Jim’s mother died giving birth to him – the youngest of twelve children – and the family was orphaned three months later when John Burrowes also died. Raised by an aunt and uncle, Jim served his carpentry apprenticeship in Clara, Co. Offaly.
Inspired by John Redmond, Jim enlisted in 1914 and was posted to the Royal Engineers. His friend, Brock, also joined up and received a commission with the Royal Dublin Fusiliers.
In 1915, Jim was sent to the Dardanelles and survived the trenches at Sulva Bay, Cape Helles and Lala Baba. Contrary to official accounts of the withdrawal in January 1916, Jim commented that they were shelled as they left and were ‘lucky to get away.’
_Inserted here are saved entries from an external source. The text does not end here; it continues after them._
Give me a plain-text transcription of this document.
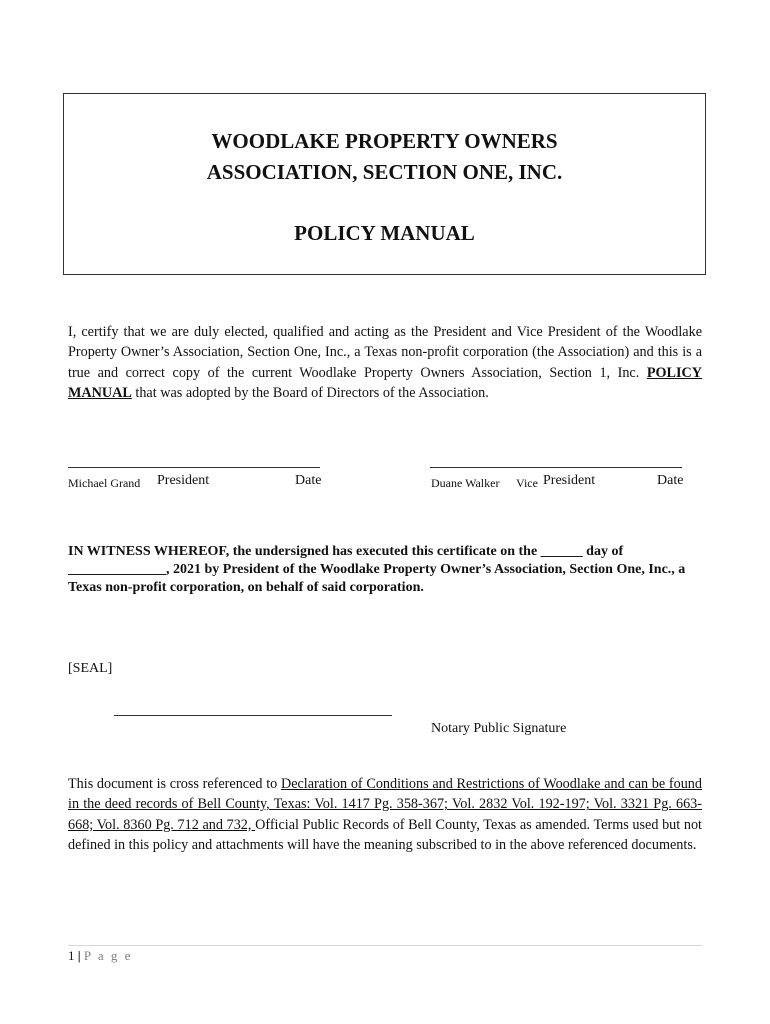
WOODLAKE PROPERTY OWNERS
ASSOCIATION, SECTION ONE, INC.
POLICY MANUAL
I, certify that we are duly elected, qualified and acting as the President and Vice President of the Woodlake Property Owner’s Association, Section One, Inc., a Texas non-profit corporation (the Association) and this is a true and correct copy of the current Woodlake Property Owners Association, Section 1, Inc. POLICY MANUAL that was adopted by the Board of Directors of the Association.
Michael Grand President	Date	Duane Walker Vice President	Date
IN WITNESS WHEREOF, the undersigned has executed this certificate on the ______ day of ______________, 2021 by President of the Woodlake Property Owner’s Association, Section One, Inc., a Texas non-profit corporation, on behalf of said corporation.
[SEAL]
Notary Public Signature
This document is cross referenced to Declaration of Conditions and Restrictions of Woodlake and can be found in the deed records of Bell County, Texas: Vol. 1417 Pg. 358-367; Vol. 2832 Vol. 192-197; Vol. 3321 Pg. 663-668; Vol. 8360 Pg. 712 and 732, Official Public Records of Bell County, Texas as amended. Terms used but not defined in this policy and attachments will have the meaning subscribed to in the above referenced documents.
1 | P a g e
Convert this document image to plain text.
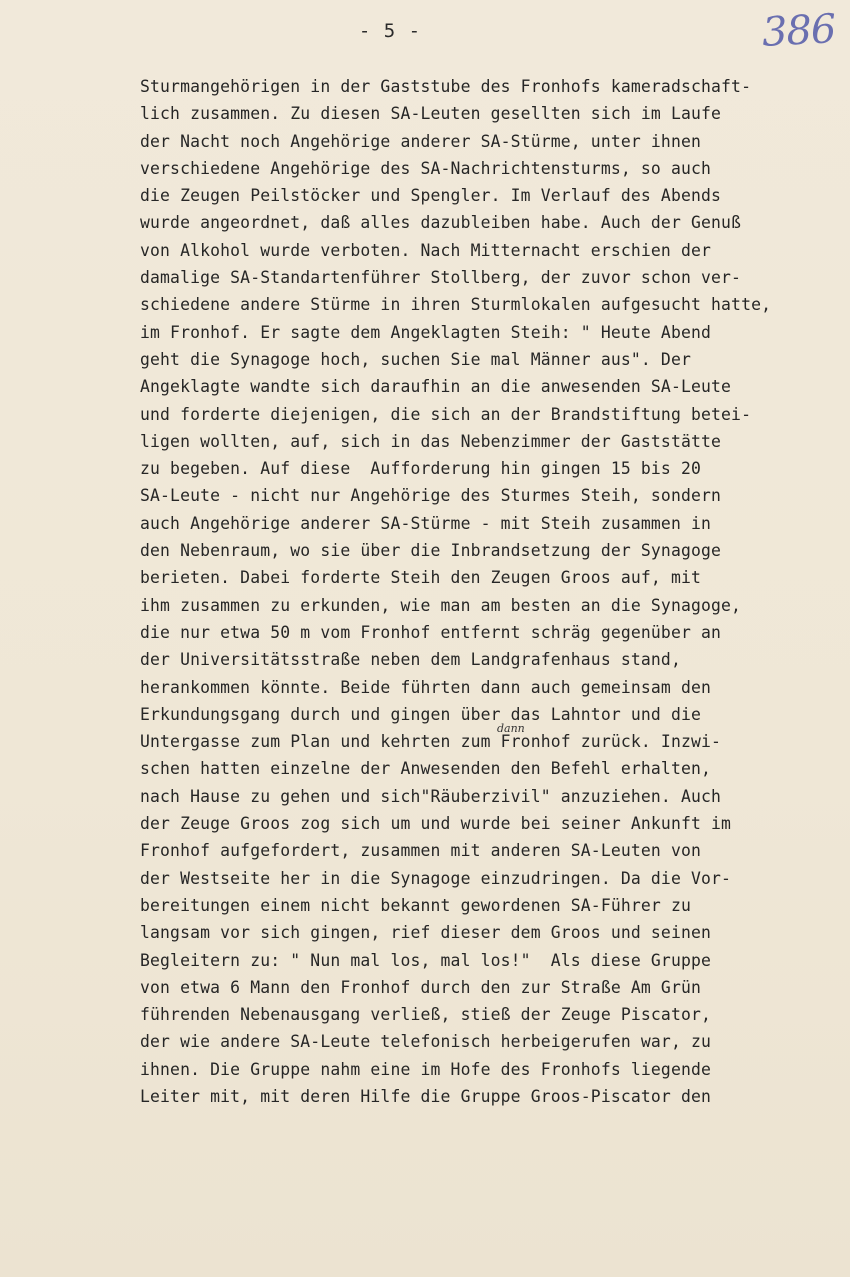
- 5 -	386
dann
Sturmangehörigen in der Gaststube des Fronhofs kameradschaft-
lich zusammen. Zu diesen SA-Leuten gesellten sich im Laufe
der Nacht noch Angehörige anderer SA-Stürme, unter ihnen
verschiedene Angehörige des SA-Nachrichtensturms, so auch
die Zeugen Peilstöcker und Spengler. Im Verlauf des Abends
wurde angeordnet, daß alles dazubleiben habe. Auch der Genuß
von Alkohol wurde verboten. Nach Mitternacht erschien der
damalige SA-Standartenführer Stollberg, der zuvor schon ver-
schiedene andere Stürme in ihren Sturmlokalen aufgesucht hatte,
im Fronhof. Er sagte dem Angeklagten Steih: " Heute Abend
geht die Synagoge hoch, suchen Sie mal Männer aus". Der
Angeklagte wandte sich daraufhin an die anwesenden SA-Leute
und forderte diejenigen, die sich an der Brandstiftung betei-
ligen wollten, auf, sich in das Nebenzimmer der Gaststätte
zu begeben. Auf diese  Aufforderung hin gingen 15 bis 20
SA-Leute - nicht nur Angehörige des Sturmes Steih, sondern
auch Angehörige anderer SA-Stürme - mit Steih zusammen in
den Nebenraum, wo sie über die Inbrandsetzung der Synagoge
berieten. Dabei forderte Steih den Zeugen Groos auf, mit
ihm zusammen zu erkunden, wie man am besten an die Synagoge,
die nur etwa 50 m vom Fronhof entfernt schräg gegenüber an
der Universitätsstraße neben dem Landgrafenhaus stand,
herankommen könnte. Beide führten dann auch gemeinsam den
Erkundungsgang durch und gingen über das Lahntor und die
Untergasse zum Plan und kehrten zum Fronhof zurück. Inzwi-
schen hatten einzelne der Anwesenden den Befehl erhalten,
nach Hause zu gehen und sich"Räuberzivil" anzuziehen. Auch
der Zeuge Groos zog sich um und wurde bei seiner Ankunft im
Fronhof aufgefordert, zusammen mit anderen SA-Leuten von
der Westseite her in die Synagoge einzudringen. Da die Vor-
bereitungen einem nicht bekannt gewordenen SA-Führer zu
langsam vor sich gingen, rief dieser dem Groos und seinen
Begleitern zu: " Nun mal los, mal los!"  Als diese Gruppe
von etwa 6 Mann den Fronhof durch den zur Straße Am Grün
führenden Nebenausgang verließ, stieß der Zeuge Piscator,
der wie andere SA-Leute telefonisch herbeigerufen war, zu
ihnen. Die Gruppe nahm eine im Hofe des Fronhofs liegende
Leiter mit, mit deren Hilfe die Gruppe Groos-Piscator den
Having served in Egypt and Mesopotamia (now Iraq), Jim was demobbed in 1919 and emigrated to America where he met and married an Irish woman. Ill-health forced the family to return to Ireland and Jim started a dance-hall business. He died of a heart condition aged 51.
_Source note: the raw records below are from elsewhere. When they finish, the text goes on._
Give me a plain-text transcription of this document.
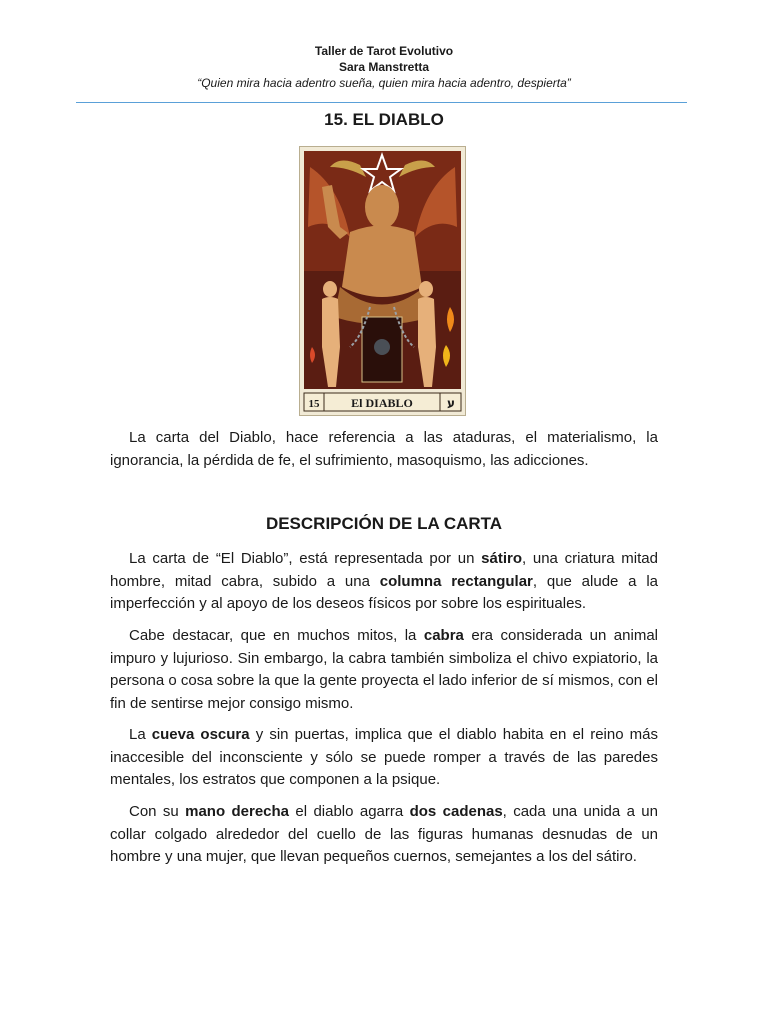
Taller de Tarot Evolutivo
Sara Manstretta
“Quien mira hacia adentro sueña, quien mira hacia adentro, despierta”
15. EL DIABLO
15	El DIABLO	ע
La carta del Diablo, hace referencia a las ataduras, el materialismo, la ignorancia, la pérdida de fe, el sufrimiento, masoquismo, las adicciones.
DESCRIPCIÓN DE LA CARTA
La carta de “El Diablo”, está representada por un sátiro, una criatura mitad hombre, mitad cabra, subido a una columna rectangular, que alude a la imperfección y al apoyo de los deseos físicos por sobre los espirituales.
Cabe destacar, que en muchos mitos, la cabra era considerada un animal impuro y lujurioso. Sin embargo, la cabra también simboliza el chivo expiatorio, la persona o cosa sobre la que la gente proyecta el lado inferior de sí mismos, con el fin de sentirse mejor consigo mismo.
La cueva oscura y sin puertas, implica que el diablo habita en el reino más inaccesible del inconsciente y sólo se puede romper a través de las paredes mentales, los estratos que componen a la psique.
Con su mano derecha el diablo agarra dos cadenas, cada una unida a un collar colgado alrededor del cuello de las figuras humanas desnudas de un hombre y una mujer, que llevan pequeños cuernos, semejantes a los del sátiro.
Three of Jim’s elder brothers were also in the army, though Jim was the only one to survive the war. George, the eldest, was a Sergeant with the 1st Battalion, Lincolnshire Regiment. A veteran of the Boer War, George was wounded at Bailleul, near Ypres and died in 1915, aged 37.
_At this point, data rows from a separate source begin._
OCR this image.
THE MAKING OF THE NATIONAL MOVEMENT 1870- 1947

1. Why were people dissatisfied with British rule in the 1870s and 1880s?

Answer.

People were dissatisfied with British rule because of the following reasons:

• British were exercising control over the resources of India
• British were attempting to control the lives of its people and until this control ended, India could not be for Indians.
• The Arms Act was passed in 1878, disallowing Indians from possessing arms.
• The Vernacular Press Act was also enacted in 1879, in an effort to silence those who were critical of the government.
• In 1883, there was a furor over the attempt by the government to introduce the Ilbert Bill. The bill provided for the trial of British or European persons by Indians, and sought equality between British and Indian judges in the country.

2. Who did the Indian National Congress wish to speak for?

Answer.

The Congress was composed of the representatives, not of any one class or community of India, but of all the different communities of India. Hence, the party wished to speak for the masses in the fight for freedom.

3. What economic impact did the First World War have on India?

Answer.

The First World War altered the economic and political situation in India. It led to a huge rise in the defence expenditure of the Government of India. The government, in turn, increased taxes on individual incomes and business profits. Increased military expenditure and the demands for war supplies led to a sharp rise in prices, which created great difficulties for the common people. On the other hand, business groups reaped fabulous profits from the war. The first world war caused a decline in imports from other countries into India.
Corporal Frank Burrowes of the 2nd Battalion, the Connaught Rangers was killed near Mons in the early weeks of the war in 1914, aged 31.
Luke Burrowes was a Gunner with the Royal Garrison Artillery. He was killed near Ypres in 1917, aged 29.
Jim’s friend, Brock, a Dub, did survive the war and settled in South Africa. He died flying with the South African Air Force.